Cu@CuO promoted g-C3N4/MCM-41: an efficient photocatalyst with tunable valence transition for visible light induced hydrogen generation

A series of ternary Cu@CuO–g-C3N4/MCM-41 photocatalysts have been synthesized by varying the percentage of Cu using simple impregnation and co-condensation methods. The physico-chemical characterization of all the samples was determined using XRD, FTIR, UV-Vis DRS, PL, N2 ads–des studies, SEM and XPS HRTEM, EDAX, EIS and MS. The structural advantages of MCM-41, allow the uniform distribution of g-C3N4 and coexistence of Cu2+ along with Cu0 without using a reducing agent. The presence of g-C3N4 helps to shift the Fermi level of CuO towards more negative values due to accumulation of photogenerated electrons on the surface. It favours charge separation by creating a Schottky barrier at the junction.
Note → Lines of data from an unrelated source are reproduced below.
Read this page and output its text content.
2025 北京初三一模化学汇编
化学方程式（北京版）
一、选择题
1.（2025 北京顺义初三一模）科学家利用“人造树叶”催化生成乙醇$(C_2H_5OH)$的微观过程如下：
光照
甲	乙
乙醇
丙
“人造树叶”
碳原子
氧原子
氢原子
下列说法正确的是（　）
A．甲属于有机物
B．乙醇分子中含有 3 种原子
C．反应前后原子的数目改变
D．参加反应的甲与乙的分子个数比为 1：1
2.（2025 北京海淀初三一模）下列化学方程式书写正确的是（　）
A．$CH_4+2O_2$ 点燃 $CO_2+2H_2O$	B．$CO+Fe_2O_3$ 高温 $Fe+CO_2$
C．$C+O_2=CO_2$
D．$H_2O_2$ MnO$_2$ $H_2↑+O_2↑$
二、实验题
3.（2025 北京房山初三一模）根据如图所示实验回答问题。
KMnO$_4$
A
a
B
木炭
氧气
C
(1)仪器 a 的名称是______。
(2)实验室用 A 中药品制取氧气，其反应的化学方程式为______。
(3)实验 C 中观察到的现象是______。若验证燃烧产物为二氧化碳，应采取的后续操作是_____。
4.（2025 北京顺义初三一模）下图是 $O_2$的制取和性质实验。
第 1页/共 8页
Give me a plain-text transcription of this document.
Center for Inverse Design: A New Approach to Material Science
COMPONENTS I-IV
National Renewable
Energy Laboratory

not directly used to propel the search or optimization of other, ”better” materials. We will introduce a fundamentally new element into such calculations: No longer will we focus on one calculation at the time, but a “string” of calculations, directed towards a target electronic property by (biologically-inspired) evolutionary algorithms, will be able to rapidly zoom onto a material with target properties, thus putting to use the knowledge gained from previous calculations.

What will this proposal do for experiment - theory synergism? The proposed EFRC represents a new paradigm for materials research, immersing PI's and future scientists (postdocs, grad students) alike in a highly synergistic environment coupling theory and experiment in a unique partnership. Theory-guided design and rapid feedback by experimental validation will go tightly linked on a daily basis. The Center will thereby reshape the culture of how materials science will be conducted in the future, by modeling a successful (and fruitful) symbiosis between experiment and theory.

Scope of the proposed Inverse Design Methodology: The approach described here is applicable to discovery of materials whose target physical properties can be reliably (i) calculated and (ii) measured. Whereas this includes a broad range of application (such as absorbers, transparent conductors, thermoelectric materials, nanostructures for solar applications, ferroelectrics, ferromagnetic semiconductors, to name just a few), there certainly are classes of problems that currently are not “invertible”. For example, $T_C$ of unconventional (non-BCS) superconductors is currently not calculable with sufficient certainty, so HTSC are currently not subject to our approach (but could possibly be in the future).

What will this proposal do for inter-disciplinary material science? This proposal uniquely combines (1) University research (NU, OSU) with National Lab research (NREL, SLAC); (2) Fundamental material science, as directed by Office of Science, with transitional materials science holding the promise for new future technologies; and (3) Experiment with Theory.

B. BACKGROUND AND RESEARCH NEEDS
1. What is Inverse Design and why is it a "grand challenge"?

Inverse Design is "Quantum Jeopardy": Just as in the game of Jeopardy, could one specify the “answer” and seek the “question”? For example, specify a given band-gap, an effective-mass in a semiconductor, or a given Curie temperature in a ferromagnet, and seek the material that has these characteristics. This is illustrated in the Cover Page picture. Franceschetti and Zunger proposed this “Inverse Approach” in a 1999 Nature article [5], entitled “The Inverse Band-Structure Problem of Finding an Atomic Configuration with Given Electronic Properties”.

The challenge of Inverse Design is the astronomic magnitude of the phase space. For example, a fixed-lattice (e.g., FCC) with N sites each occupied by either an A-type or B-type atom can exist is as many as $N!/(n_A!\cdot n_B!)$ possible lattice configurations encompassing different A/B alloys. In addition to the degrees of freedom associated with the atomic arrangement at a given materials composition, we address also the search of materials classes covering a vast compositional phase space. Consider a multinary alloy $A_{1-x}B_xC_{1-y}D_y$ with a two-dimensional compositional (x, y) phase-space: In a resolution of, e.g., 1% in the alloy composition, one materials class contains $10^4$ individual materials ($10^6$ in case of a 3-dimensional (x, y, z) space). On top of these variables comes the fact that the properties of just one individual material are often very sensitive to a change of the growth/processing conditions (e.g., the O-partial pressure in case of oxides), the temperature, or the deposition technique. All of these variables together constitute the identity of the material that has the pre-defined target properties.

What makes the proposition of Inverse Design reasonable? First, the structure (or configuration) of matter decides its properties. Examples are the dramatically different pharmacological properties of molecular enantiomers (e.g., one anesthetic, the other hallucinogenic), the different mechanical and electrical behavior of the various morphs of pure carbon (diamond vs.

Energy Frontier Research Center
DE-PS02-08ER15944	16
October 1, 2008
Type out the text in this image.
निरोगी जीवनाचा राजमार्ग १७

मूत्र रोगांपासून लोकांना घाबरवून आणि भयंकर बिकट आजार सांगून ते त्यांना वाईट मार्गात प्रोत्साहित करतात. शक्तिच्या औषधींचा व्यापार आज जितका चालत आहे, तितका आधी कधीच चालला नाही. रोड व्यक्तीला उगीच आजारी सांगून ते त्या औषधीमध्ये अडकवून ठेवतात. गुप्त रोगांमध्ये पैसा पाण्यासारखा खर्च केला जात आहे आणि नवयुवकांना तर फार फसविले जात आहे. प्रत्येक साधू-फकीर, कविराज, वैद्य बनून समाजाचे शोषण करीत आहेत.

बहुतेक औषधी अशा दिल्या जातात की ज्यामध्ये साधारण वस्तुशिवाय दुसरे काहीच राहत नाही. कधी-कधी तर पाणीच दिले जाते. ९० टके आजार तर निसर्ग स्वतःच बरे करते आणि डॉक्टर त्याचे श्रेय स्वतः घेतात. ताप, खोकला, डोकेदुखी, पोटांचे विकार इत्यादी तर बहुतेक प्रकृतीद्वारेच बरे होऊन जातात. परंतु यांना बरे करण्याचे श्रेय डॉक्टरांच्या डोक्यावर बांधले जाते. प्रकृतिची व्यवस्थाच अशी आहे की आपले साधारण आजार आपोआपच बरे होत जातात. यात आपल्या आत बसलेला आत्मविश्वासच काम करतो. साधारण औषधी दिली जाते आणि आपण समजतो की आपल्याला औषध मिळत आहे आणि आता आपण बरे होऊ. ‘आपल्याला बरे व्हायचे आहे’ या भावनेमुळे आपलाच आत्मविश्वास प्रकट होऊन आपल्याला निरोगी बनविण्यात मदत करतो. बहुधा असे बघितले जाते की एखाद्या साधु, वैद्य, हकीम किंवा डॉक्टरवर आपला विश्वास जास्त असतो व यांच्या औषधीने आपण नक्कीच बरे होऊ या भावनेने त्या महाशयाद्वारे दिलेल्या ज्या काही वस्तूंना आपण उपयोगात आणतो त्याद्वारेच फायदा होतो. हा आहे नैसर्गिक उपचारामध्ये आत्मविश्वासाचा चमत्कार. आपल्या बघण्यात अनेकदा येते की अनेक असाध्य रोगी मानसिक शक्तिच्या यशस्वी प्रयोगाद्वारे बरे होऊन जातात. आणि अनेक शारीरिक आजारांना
The 4 wt% Cu loaded over g-C3N4/MCM-41 exhibits a maximum 750 μmol 2 h−1 of H2 evolution under visible light irradiation with an apparent energy conversion efficiency of 24.8%. The enhancement in catalytic activity has been explained on the basis of synergism between g-C3N4 and Cu2+ and the SPR effect of Cu which also acts as a co-catalyst present on the surface of photocatalysts.